Documentation read from 04/17/2019 22:07:27 version of /vol/public-pseed/FIGdisk/FIG/bin/svr_mapped_genomes.

svr_mapped_genomes

svr_mapped_genomes

Get maps between a reference genome and a set of genomes to which you wish to compare the reference genome.

------

Example:

    svr_mapped_genomes -g 83333.1 -d Maps < genomes.to.compare.against

would construct a directory of mappings between genes 83333.1 and the genomes read from standard input. The maps would come back as files in the directory "Maps" (which would get created if necessary).

------

The standard input should be a tab-separated table (i.e., each line is a tab-separated set of fields). Normally, the last field in each line would contain the genome for which functions are being requested. If some other column contains the genomes, use

    -c N

where N is the column (from 1) that contains the genome in each case.

Command-Line Options

-c Column

This is used only if the column containing PEGs is not the last.

-g genome

This designates the reference genome

-d directory

This designates the directory into which maps are written. It will be created if it does not already exist

Output Format

The output is written as "maps" in the designated directory.

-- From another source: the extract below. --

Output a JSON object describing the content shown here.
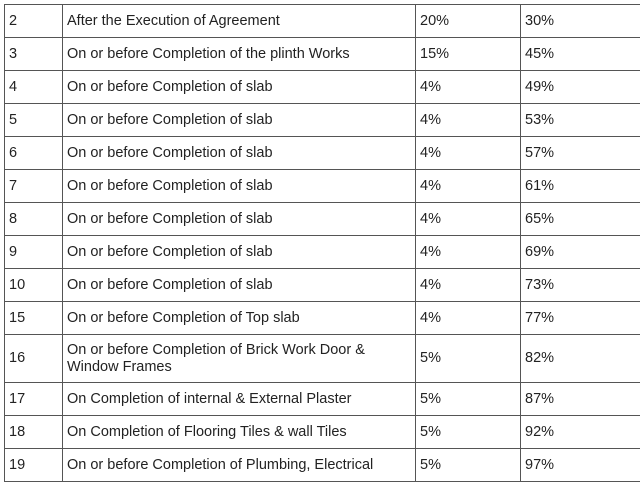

Each map is a file of 18 fields, tab-separated:

1 The ID of a PEG in genome 1. 2 The ID of a PEG in genome 2 that is our best estimate of a "corresponding gene". 3 Count of the number of pairs of matching genes were found in the context. 4 Pairs of corresponding genes from the contexts. 5 The function of the gene in genome 1. 6 The function of the gene in genome 2. 7 Comma-separated list of aliases for the gene in genome 1 (any protein with an identical sequence is considered an alias, whether or not it is actually the name of the same gene in the same genome). 8 Comma-separated list of aliases for the gene in genome 2 (any protein with an identical sequence is considered an alias, whether or not it is actually the name of the same gene in the same genome). 9 Bi-directional best hits will contain "<=>" in this column; otherwise, "->" will appear. 10 Percent identity over the region of the detected match. 11 The P-score for the detected match. 12 Beginning match coordinate in the protein encoded by the gene in genome 1. 13 Ending match coordinate in the protein encoded by the gene in genome 1. 14 Length of the protein encoded by the gene in genome 1. 15 Beginning match coordinate in the protein encoded by the gene in genome 2. 16 Ending match coordinate in the protein encoded by the gene in genome 2. 17 Length of the protein encoded by the gene in genome 2. 18 Bit score for the match. Divide by the length of the longer PEG to get what we often refer to as a "normalized bit score".